Hi,
We have a client/server application which was developed a long time ago. It has been running in production for more than 10 years. The client is a Windows application written in C++, and the server-side component is written in Java8.
This client/server software has been working fine for a long time on Linux servers. Currently, we use AlmaLinux 9. It was working on AlmaLinux 9 until updating the kernel.
So, when we update the Linux kernel from “5.14.0-362.13.1.el9_3.x86_64” to “kernel-5.14.0-427.31.1.el9_4.x86_64” the application gets unstable: The client drops the connection based due to not receiving messages in the proper time. We notice delays, the client just waiting for the response from the server. The issue is always reproducible with the new kernel. And if we go back to the old kernel, the problem is gone. We kept running the test for hours in both cases.
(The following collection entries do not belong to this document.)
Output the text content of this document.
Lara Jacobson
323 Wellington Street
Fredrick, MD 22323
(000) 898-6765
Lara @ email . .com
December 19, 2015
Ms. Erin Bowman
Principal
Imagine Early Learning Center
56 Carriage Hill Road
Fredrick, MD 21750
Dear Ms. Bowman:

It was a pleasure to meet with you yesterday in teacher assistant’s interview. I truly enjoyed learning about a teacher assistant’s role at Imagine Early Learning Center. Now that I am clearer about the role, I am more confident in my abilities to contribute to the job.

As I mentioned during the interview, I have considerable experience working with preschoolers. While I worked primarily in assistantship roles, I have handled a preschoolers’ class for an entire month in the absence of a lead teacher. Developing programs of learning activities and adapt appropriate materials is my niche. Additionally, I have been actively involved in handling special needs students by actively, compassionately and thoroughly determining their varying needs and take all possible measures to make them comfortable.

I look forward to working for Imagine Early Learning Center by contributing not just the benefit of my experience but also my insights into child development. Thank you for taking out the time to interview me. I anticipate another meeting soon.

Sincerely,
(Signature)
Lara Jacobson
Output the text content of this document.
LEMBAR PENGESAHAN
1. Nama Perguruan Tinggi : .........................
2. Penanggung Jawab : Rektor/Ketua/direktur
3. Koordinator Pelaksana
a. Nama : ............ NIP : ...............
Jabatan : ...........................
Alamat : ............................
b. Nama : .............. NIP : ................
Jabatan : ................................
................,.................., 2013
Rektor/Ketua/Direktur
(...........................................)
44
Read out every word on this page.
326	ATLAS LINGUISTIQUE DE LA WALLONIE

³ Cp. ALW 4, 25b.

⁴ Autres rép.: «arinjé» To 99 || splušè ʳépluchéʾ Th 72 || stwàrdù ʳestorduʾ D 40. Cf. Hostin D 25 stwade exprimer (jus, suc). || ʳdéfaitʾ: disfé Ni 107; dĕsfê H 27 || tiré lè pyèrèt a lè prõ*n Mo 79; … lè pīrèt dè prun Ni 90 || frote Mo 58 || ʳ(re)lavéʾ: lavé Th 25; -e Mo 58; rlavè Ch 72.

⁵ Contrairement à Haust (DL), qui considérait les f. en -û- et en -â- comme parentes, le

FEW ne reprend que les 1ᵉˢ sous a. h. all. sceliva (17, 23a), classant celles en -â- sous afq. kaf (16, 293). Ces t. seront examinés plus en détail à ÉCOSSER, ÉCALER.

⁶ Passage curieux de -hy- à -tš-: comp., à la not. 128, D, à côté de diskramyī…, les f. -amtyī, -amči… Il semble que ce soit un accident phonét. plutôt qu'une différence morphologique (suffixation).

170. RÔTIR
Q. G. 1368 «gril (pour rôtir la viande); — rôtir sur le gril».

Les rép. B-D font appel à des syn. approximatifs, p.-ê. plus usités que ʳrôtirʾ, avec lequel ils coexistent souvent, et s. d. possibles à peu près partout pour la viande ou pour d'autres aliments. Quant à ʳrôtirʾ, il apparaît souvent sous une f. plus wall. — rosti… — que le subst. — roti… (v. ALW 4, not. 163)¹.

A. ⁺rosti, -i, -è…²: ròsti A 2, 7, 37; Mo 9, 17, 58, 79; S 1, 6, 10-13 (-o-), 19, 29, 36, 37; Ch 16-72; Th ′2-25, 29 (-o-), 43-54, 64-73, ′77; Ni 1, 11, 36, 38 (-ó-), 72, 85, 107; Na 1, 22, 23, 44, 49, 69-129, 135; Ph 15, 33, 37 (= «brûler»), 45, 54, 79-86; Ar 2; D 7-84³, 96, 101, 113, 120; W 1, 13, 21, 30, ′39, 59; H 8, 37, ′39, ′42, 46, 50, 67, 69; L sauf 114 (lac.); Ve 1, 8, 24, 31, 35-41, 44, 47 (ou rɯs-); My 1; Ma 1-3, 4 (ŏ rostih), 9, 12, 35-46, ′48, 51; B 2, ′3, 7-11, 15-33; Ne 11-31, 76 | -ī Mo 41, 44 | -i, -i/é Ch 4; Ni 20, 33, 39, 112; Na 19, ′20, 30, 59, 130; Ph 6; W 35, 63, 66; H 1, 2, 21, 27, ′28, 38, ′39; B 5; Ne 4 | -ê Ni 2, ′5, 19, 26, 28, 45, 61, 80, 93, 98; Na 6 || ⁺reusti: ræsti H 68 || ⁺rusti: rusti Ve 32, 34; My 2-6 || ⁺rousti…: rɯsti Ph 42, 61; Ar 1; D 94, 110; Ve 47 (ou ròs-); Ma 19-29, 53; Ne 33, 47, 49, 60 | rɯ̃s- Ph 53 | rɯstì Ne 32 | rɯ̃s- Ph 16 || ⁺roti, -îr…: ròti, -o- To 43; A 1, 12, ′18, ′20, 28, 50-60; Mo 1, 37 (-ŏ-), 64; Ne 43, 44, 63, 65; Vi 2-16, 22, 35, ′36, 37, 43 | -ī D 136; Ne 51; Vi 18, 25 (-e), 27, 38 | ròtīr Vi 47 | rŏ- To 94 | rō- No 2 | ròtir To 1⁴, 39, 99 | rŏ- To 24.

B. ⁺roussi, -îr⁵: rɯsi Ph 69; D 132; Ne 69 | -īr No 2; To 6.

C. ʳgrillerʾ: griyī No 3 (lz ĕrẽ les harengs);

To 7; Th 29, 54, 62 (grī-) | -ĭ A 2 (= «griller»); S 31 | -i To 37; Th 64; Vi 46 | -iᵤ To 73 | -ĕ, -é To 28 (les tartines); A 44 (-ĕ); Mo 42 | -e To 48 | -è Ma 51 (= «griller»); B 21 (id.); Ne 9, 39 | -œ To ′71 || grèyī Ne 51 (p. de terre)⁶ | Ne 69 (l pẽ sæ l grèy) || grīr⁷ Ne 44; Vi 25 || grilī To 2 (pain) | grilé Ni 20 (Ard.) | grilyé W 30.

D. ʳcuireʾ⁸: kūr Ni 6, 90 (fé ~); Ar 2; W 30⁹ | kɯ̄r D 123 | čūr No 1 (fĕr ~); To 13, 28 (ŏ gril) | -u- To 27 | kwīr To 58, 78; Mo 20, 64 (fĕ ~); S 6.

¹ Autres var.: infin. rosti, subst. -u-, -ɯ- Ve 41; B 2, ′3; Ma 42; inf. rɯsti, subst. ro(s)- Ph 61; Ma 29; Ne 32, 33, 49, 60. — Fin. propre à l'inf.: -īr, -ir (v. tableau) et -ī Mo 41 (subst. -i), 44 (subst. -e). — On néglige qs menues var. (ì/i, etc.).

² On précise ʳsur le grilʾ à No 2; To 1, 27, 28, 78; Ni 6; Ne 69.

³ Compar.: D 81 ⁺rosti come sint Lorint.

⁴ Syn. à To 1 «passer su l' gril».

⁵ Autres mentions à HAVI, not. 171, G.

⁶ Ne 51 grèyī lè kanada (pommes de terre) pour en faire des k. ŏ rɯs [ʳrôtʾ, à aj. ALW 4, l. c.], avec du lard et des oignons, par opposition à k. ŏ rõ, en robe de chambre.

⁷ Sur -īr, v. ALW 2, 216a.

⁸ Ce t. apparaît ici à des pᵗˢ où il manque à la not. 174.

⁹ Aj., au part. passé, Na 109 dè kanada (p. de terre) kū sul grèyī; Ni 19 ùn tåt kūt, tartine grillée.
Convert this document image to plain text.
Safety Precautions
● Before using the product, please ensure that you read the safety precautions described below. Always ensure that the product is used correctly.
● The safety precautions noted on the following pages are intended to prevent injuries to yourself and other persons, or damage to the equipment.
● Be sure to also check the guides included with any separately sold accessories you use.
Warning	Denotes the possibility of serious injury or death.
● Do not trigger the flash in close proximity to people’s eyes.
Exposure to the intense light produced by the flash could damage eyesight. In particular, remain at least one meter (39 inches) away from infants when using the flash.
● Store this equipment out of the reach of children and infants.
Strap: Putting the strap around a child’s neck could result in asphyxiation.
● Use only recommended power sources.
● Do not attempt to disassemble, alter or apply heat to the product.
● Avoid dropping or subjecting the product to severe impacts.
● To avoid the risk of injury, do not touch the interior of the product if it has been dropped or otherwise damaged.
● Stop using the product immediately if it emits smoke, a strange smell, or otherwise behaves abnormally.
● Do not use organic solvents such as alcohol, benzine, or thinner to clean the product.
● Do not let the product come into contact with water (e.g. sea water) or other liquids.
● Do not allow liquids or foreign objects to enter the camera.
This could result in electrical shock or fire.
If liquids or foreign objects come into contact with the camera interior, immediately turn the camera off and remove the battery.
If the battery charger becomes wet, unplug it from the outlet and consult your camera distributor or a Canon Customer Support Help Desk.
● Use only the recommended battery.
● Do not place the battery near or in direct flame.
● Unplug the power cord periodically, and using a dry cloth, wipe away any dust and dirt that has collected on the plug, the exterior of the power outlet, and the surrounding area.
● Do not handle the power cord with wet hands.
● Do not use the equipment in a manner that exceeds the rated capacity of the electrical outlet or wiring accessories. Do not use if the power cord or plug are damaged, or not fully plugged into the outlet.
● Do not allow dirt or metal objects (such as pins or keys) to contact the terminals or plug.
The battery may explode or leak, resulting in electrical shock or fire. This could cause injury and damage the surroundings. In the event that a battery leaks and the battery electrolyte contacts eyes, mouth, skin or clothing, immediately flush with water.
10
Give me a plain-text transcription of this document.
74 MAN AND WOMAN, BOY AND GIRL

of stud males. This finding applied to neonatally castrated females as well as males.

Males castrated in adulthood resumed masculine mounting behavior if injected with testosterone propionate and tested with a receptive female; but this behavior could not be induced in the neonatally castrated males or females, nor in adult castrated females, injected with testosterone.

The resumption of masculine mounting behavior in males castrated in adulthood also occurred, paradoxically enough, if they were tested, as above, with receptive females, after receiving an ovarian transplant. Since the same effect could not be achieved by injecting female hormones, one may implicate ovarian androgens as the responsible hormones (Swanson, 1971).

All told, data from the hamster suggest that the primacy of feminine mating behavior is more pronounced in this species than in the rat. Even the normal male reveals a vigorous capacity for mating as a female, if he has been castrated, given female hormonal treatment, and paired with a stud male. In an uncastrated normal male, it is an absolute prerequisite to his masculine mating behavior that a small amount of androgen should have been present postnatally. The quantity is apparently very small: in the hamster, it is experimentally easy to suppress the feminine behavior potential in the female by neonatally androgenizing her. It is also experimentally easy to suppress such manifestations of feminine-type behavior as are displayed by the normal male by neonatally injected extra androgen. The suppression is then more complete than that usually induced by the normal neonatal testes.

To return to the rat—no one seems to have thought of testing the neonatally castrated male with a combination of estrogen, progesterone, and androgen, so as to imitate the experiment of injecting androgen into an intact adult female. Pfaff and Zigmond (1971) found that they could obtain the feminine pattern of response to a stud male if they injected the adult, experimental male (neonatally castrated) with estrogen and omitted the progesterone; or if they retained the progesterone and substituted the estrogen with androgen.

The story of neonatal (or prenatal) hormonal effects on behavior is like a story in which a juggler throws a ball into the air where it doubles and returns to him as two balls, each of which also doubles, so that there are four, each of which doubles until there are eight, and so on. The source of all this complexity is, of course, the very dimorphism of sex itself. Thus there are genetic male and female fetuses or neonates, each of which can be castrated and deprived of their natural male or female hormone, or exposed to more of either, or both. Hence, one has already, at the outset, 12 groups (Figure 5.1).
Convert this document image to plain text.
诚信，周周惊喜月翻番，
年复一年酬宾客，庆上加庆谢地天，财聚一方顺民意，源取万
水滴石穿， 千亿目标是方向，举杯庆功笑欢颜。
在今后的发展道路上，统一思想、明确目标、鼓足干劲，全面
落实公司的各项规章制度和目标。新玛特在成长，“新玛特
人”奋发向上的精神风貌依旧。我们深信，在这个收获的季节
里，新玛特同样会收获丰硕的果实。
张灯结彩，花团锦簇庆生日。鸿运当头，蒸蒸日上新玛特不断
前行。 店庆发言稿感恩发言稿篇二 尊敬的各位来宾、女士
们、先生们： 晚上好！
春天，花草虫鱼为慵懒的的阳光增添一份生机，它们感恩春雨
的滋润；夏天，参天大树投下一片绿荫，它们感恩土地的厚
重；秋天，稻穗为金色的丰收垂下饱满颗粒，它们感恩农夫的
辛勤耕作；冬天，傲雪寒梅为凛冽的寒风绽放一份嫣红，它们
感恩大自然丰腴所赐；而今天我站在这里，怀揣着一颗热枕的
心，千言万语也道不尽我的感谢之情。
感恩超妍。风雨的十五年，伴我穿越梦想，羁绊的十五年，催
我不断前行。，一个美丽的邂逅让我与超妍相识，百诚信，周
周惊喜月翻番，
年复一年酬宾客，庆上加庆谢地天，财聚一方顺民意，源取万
I can provide PCAP files created by tcpdump tool in both cases: working and non-working scenarios.
Please investigate the issue that what happened between these two kernel versions. It seems there is an issue in the new kernel.
I already reported a bug on the kernel.org website.
Link: 219221 – TCP connection/socket gets stuck and the handshaking is delayed
You find the PCAP files there in the attachment.
Please analyze it, and try to figure out why the new kernel behaves differently and causes this weird behaviour.
Thanks a lot!
Regards,
Zoltan